Frontotemporal dementia is the third most common neurodegenerative disease after AD and Parkinson disease. A study performed in 515 FTLD-TDP cases, including 89 individuals carrying pathogenic mutations in the granulin gene, a known cause of familial FTLD-TDP, identified rs1990622, located 6.9 kilobases downstream of the TMEM106B gene as a genome-wide signal. Interestingly, this signal was stronger among the GRN mutation carriers than in the other FTLD-TDP samples. Based on these findings, Cruchaga et al.,, analyzed if TMEM106B variants modify GRN levels. The found that The risk allele of rs1990622 was associated with a mean decrease of the age at onset of 13 years and with lower plasma GRN levels in both healthy older adults and GRN mutation carriers.

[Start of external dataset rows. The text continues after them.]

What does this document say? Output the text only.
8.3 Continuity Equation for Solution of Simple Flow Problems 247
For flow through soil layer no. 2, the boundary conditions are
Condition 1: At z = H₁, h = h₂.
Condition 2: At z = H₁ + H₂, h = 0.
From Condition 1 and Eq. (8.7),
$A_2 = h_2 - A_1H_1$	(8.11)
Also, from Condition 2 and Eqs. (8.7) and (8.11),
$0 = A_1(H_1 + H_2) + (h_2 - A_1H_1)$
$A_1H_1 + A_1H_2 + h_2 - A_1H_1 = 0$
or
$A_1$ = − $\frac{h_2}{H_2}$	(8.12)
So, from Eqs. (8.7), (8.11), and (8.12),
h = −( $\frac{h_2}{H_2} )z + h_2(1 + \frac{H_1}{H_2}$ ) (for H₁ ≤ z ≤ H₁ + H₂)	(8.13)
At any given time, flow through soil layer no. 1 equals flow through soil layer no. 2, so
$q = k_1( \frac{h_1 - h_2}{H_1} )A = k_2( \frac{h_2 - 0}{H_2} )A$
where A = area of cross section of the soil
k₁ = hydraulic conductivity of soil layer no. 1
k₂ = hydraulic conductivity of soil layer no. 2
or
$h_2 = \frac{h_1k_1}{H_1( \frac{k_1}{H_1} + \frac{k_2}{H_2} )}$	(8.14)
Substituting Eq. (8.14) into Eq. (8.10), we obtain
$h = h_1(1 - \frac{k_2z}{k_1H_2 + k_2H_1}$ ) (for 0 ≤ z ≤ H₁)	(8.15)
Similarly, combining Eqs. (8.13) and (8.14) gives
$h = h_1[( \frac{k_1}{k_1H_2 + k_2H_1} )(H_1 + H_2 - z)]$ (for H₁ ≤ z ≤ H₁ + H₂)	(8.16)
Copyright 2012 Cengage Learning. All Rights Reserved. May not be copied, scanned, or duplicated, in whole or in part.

Analysis of the HapMap database identified a nonsynonymous single-nucleotide polymorphism rs3173615 in perfect linkage disequilibrium with rs1990622, that my represent the functional variant driving the association. In summary, these results indicate that the association of rs1990622 with age at onset explains, in part, the wide range in the onset of disease among GRN mutation carriers. The rs1990622 or another variant in linkage disequilibrium could act in a manner similar to APOE in Alzheimer disease, increasing risk for disease in the general population and modifying AAO in mutation carriers. Genetic variation in TMEM106B may influence risk for FTLD-TDP by modulating secreted levels of GRN.
Functional Mechanism
Li et al., developed and validated a digital deconvolution algorithm to determine the cell proportions in a bulk RNA-seq experiment. Then, they leveraged this method to identify genes associated with the neuronal proportions in the human cortex. In this study, Cruchaga and his team s demonstrated that the TMEM106B variants, that are associated with lower Frontotemporal dementia risk are also associated with higher neuronal content. They also demonstrated that this association was independent of disease status and that TMEM106B is a general protective factor for neruodegeneration, which opens the doors to novel therapeutical approaches targeting TMEM106B.